One hour later he has turned all the lights out and is sitting on the floor listening to Beethoven's Eroica. The slow movement swells. He tastes salt in his drink and realises he's crying. The bottle is half empty now. There's not enough left for another person. "Like my life", he says, to no one in particular. Then he pours himself another drink. Might as well finish it now. Might as well get it done with.

When he wakes up the next morning, the ceiling seems very far away. He realises he's lying on the floor. There's a gushing sound in his ear, like a distant waterfall. He shakes his head to clear it, then realises it's the tap in the bathroom. He must have left it running. He can hear the roar of its wounded martyrdom, protesting, nagging him. He gets to his feet slowly, his legs are trembling, uncertain. He staggers into the bathroom, turns the tap off. Stares at himself in the mirror. He looks like a wreck. His eyes are bloodshot. His clothes are terribly crumpled, his hair is a mess. His neck hurts from lying on the cold floor all night.

He goes back into the bedroom, pries the glass out from the corner under the bed where it has rolled. At least it's not broken. The ice-tray lies in the centre of the table, a pool of dead water spreading around it in sympathy. The bottle stands next to it, upright, forbidding. In the daylight, it is a warning made tangible, like an emptied hourglass. He picks it up gingerly, throws it into the trash. His temples buzz like telegraph poles, waiting to transmit the day's headache. He drinks water directly from the bottle - long, greedy glugs. He crashes onto his bed. Slowly, like a man a making his way through a tortured labyrinth, he falls asleep.

6 comments:

Heh Heh said...

According to the rules of bender etiquette that I just made up, on waking up, one is to finish the drink one left unfinished when one passed out, instead of gulping water and falling asleep.
The rest of the elements were just perfect: darkened room, good music, a preference for solitude and a dislike of humanity, and the ever-faithful bottle of vodka.
That reminds me, ages since I did something like this.

Falstaff said...

HWSNBF: Couldn't agree more. Except in case you didn't notice, both the bottle and the glass are empty here, so our protagonist has no option but to drink H20 and fall asleep. Pity, but there it is.

Mrudula said...

I'm sorry I've to react like this. Somebody I'm very close to is a recovering alcoholic. I find this post very, very disturbing. I know I'm going to be impertinent when I tell you this: please don't go that way. Whatever the ennui, or whatever the reason that is no excuse.

Falstaff said...

Mru: Ya, that's pretty much what my mother said.

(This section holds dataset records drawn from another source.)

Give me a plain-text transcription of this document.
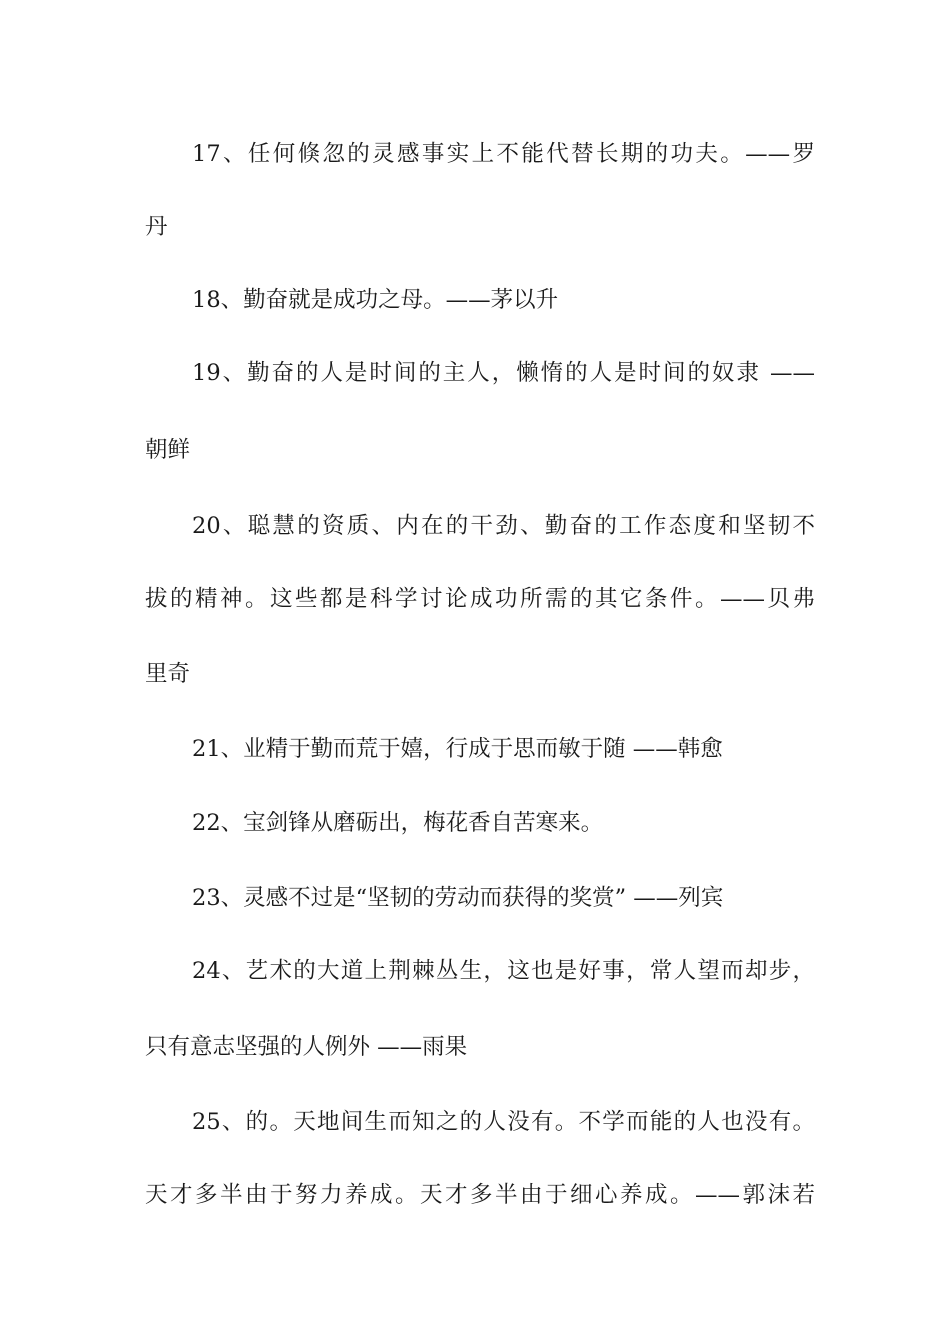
17、任何倏忽的灵感事实上不能代替长期的功夫。——罗
丹
18、勤奋就是成功之母。——茅以升
19、勤奋的人是时间的主人，懒惰的人是时间的奴隶 ——
朝鲜
20、聪慧的资质、内在的干劲、勤奋的工作态度和坚韧不
拔的精神。这些都是科学讨论成功所需的其它条件。——贝弗
里奇
21、业精于勤而荒于嬉，行成于思而敏于随 ——韩愈
22、宝剑锋从磨砺出，梅花香自苦寒来。
23、灵感不过是“坚韧的劳动而获得的奖赏” ——列宾
24、艺术的大道上荆棘丛生，这也是好事，常人望而却步，
只有意志坚强的人例外 ——雨果
25、的。天地间生而知之的人没有。不学而能的人也没有。
天才多半由于努力养成。天才多半由于细心养成。——郭沫若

Look, I'm touched by your concern and all, but it's a STORY. Fiction. Bearing no resemblance to people drunk or sober. It's even written in Third Person.

If you found it disturbing or thought it was real, then I'm flattered, because it means I managed to make the situation come alive. But the story is not about me. So just relax, please.

Falstaff said...

Clueless: Do you think I was born yesterday? No, you can't be my third mom. Even though you are doing a stellar job of looking pregnant.

Mrudula said...

:) and nope, I'm not or don't want to be your second mom.